By sampling across the distribution of plausible values the model has already seen, we're saying we believe the pupil was probably drawn from the same distribution as the pupils in the model, but capturing that we don't know more than that about them and that our prediction should reflect that uncertainty.

Maybe I start to understand the issue. Now, regarding the two sources variation that you mention:

the variation from the mean of the effect of a given student

The mean effect should be drawn from the distribution of the class. If (1|class:pupil) is dropped, isn't this captured by the residual variance of 1 + (1|class)?

the variance associated with the precision with which we can estimate the effect of any given pupil

I don't think that selecting a level at random is a good way of capturing this. What about introducing an option to specify assumptions? For example the user could assume that the variance is the same for all pupils, so that it can be estimated from the observed pupils. This may not make much sense in this specific example, but would be great if one wants to model experimental measurements taken with the same device/technique (which is actually my case). Alternatively, one could conservatively assume that this variance is at most as large as the largest observed variance. Complicating things even more, one could model the distribution of the pupil variances, and sample from there... just brainstorming a bit here.

I understand this is a difficult problem and I really appreciate your help!

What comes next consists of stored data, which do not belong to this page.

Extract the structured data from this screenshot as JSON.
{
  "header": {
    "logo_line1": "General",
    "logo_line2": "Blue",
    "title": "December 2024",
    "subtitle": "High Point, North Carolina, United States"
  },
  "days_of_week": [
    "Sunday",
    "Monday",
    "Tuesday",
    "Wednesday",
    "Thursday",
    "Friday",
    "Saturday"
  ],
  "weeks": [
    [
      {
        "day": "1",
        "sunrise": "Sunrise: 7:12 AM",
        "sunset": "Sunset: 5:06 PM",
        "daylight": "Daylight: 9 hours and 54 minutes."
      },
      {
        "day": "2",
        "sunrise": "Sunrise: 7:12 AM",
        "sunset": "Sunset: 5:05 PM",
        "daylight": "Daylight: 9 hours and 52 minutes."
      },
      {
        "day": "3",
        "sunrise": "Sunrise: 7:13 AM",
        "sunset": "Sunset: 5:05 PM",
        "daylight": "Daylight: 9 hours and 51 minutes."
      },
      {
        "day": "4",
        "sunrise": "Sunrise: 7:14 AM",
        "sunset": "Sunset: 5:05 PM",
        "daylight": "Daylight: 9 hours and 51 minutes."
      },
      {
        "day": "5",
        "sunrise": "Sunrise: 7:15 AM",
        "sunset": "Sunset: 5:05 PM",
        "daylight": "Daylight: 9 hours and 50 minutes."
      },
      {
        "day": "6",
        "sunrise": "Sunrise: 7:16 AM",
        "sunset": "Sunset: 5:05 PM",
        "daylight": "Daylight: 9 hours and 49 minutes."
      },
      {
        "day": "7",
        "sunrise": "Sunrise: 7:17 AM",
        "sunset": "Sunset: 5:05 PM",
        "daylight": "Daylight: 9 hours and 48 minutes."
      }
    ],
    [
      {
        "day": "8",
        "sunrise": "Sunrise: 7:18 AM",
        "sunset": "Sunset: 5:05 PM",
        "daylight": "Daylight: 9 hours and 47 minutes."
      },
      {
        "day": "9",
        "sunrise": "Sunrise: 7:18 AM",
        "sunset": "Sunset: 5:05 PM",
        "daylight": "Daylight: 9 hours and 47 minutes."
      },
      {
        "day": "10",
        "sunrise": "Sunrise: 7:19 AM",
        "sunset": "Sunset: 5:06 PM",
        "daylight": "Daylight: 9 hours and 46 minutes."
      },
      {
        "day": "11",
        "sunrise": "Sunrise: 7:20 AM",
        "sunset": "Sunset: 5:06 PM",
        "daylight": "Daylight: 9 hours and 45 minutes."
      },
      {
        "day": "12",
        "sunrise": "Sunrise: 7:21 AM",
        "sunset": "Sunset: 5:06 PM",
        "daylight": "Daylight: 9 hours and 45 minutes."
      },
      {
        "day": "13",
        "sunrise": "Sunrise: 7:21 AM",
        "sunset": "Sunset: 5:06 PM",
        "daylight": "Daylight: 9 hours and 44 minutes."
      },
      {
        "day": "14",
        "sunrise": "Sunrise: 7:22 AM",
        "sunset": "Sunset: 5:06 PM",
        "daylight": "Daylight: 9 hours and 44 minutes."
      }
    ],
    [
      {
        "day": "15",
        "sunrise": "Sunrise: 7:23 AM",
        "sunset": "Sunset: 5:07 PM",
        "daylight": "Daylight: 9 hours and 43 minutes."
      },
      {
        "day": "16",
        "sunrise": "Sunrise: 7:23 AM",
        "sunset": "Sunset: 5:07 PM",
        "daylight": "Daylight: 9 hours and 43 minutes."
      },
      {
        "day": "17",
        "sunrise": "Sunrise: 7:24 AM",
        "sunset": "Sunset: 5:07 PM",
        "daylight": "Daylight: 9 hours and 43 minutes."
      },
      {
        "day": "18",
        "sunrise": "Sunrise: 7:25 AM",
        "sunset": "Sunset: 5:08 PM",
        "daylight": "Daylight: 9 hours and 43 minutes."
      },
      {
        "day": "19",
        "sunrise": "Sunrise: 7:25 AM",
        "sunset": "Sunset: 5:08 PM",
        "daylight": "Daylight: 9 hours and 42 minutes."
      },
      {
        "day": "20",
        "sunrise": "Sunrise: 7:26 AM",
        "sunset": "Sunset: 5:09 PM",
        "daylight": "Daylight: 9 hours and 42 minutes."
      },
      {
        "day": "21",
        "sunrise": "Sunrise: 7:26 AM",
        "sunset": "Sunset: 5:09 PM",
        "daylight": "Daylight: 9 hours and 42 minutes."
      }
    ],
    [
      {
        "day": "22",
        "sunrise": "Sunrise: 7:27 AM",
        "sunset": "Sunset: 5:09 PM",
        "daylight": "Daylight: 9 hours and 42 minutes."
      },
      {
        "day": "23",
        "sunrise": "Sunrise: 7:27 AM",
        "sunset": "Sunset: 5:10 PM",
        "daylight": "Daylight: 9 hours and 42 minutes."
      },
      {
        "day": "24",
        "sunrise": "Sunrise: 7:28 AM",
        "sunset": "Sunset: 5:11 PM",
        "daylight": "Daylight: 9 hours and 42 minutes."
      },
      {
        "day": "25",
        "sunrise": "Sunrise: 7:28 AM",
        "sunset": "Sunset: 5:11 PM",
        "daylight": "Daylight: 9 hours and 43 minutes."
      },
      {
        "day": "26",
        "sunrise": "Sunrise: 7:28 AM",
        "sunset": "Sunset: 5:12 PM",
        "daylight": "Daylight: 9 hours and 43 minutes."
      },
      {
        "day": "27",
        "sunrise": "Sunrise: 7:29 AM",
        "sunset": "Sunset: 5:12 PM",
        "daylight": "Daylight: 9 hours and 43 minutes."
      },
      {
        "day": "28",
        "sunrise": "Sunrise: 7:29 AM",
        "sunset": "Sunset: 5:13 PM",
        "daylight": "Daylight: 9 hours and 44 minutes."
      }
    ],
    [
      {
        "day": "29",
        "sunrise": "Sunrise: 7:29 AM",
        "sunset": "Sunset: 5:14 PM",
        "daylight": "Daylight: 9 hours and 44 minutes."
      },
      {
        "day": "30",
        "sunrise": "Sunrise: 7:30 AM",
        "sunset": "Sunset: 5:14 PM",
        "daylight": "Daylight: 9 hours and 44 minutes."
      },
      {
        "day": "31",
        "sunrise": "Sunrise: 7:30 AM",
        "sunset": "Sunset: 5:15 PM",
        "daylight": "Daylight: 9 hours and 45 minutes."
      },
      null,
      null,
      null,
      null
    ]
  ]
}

dotPiano commented 2 years ago

I made quite a bit of confusion with the comments about the sources of variation.

Using the same example and assuming that tests are noisy observations of the skills of a student and we are interested in predicting the "true grade" of a student (not what the grade of a future test could be). One would then call predictInterval(..., include.resid.var=FALSE), right? In that case my argument of using the residuals does not apply and we really need to estimate the effect of an unknown pupil.

Trying to iterate on your current implementation: currently when a new pupil appears, the function would pick an observed one at random and sample n.sims model parameters for it. What about sampling n.sims pupils and one set of model parameters for each of them instead? I would also argue that it's better (or should be possible to chose) to sample pupils from the training data rather than from the query, as the training set is our best knowledge of the possible pupil effects.

jknowles commented 2 years ago

Thanks for bringing this up.

I will write some test conditions and get predictInterval to behave the way I think it should behave and align the documentation to reflect that clearly. From that default almost any alternative ways one may wish to prefer to treat the variation of unobserved levels can be handled gracefully using the other package functionality like wiggle and marginalizeRE which I will write up a brief use case to describe.

Thanks for helping me clearly seen an important defect in how we are communicating what predictInterval() is doing in the important case of producing predictions out-of-sample. It will be really helpful to make the default crystal clear, and provide end-users alternatives should they wish to obtain a different type of estimate.

dotPiano commented 2 years ago

That sounds very helpful, thanks a lot!